The law of supply and demand states that as the price for a particular commodity goes up, demand will decline. Consumers will usually react to an increase in prices by purchasing fewer products.
For example, if prices for oil rise, it leads to an increase in the price of gasoline at retail. Consumers adjust their driving habits to reduce their consumption of gasoline. This effect is seen during long-weekends when people drive shorter distances to visit relatives or take vacations.
Changes in the price of some products can affect the demand for related products. An example is a substitution of one product for another, or when a group of products is complementary to each other and used together.
Coke and Pepsi are examples of substitute products. A rise in the price of Coke will increase the demand for Pepsi as consumers switch to the lower-priced product. On the other hand, if Coke cuts its price, people will start buying more Coke, reducing the demand for Pepsi.
Changes in the prices of related goods affect the demand for complementary products. For example, a decrease in the price of video games increases the demand for video game consoles. Consider what happens if the price of hot dogs increases. Consumers will buy fewer hot dogs and the demand for buns declines.
When consumers think that product prices will increase in future, they demand more of the product in the present. For instance, when drivers expect gasoline prices to rise next week, they rush out to fill their tanks today.
Another example is consumers' expectations about computer prices. If a consumer wants to replace her old computer but expects rapid changes in technology and computer prices to drop, she will delay the purchase to see what happens in the future.
Consumers' tastes and preferences are constantly changing. An aggressive celebrity-fueled advertising campaign may increase the demand for products. A new scientific health study may conclude that a product is bad for your health, resulting in a decline in demand.
An increase in consumers who want to purchase a product will increase the demand for that product. A rise in population will increase the demand for products, but other influences increase the number of potential buyers. For instance, a manufacturer may conduct an effective advertising campaign that expands the market for his products to new groups of consumers.
The perceptions of consumers affect their desire to purchase products.
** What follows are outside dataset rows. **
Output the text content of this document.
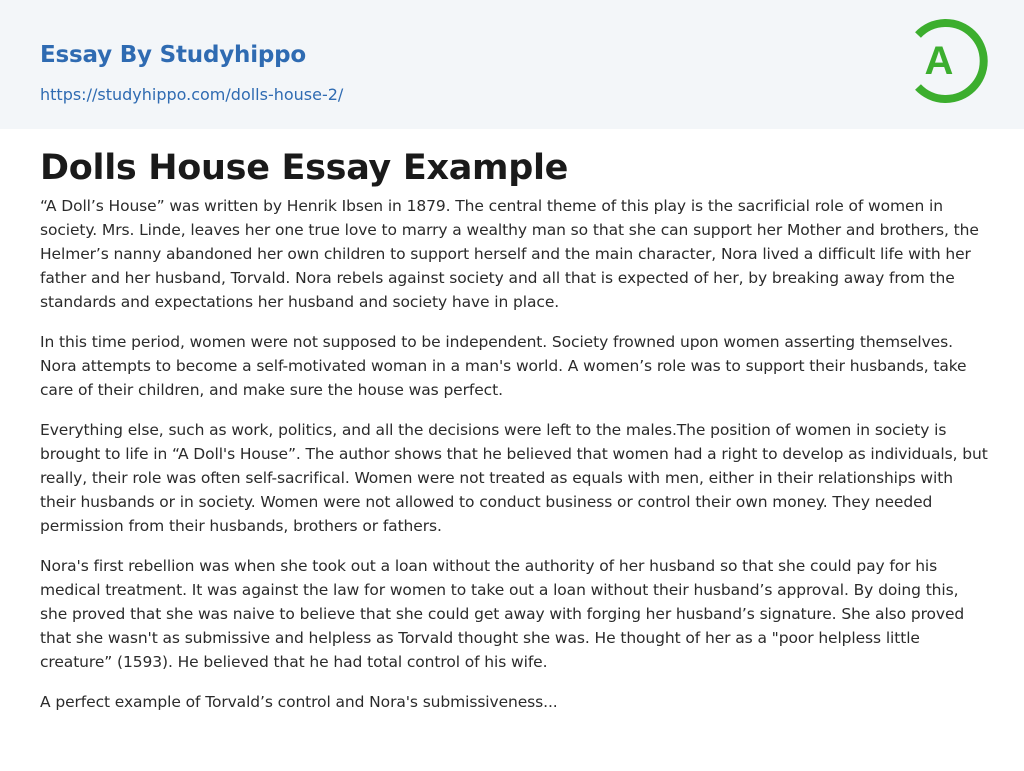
Essay By Studyhippo
https://studyhippo.com/dolls-house-2/
A
Dolls House Essay Example

“A Doll’s House” was written by Henrik Ibsen in 1879. The central theme of this play is the sacrificial role of women in society. Mrs. Linde, leaves her one true love to marry a wealthy man so that she can support her Mother and brothers, the Helmer’s nanny abandoned her own children to support herself and the main character, Nora lived a difficult life with her father and her husband, Torvald. Nora rebels against society and all that is expected of her, by breaking away from the standards and expectations her husband and society have in place.

In this time period, women were not supposed to be independent. Society frowned upon women asserting themselves. Nora attempts to become a self-motivated woman in a man's world. A women’s role was to support their husbands, take care of their children, and make sure the house was perfect.

Everything else, such as work, politics, and all the decisions were left to the males.The position of women in society is brought to life in “A Doll's House”. The author shows that he believed that women had a right to develop as individuals, but really, their role was often self-sacrifical. Women were not treated as equals with men, either in their relationships with their husbands or in society. Women were not allowed to conduct business or control their own money. They needed permission from their husbands, brothers or fathers.

Nora's first rebellion was when she took out a loan without the authority of her husband so that she could pay for his medical treatment. It was against the law for women to take out a loan without their husband’s approval. By doing this, she proved that she was naive to believe that she could get away with forging her husband’s signature. She also proved that she wasn't as submissive and helpless as Torvald thought she was. He thought of her as a "poor helpless little creature” (1593). He believed that he had total control of his wife.

A perfect example of Torvald’s control and Nora's submissiveness...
For example, if economic conditions are good and consumers expect to keep their jobs and get consistent wage increases, they are more inclined to spend and demand more products. When consumer confidence is high, people feel more comfortable buying because they have a reasonable expectation that their income will continue into the future.
On the other hand, if economic conditions are uncertain and interest rates are high, consumers are more likely to put their money into savings accounts instead of purchasing goods.
Manufacturing and selling goods and services is a complex process. Each of these seven determinants is analyzed by producers to conduct effective marketing and advertising campaigns. Manufacturers make decisions about which products to produce and in what quantities. Managers consider these various determinants in their decision-making processes.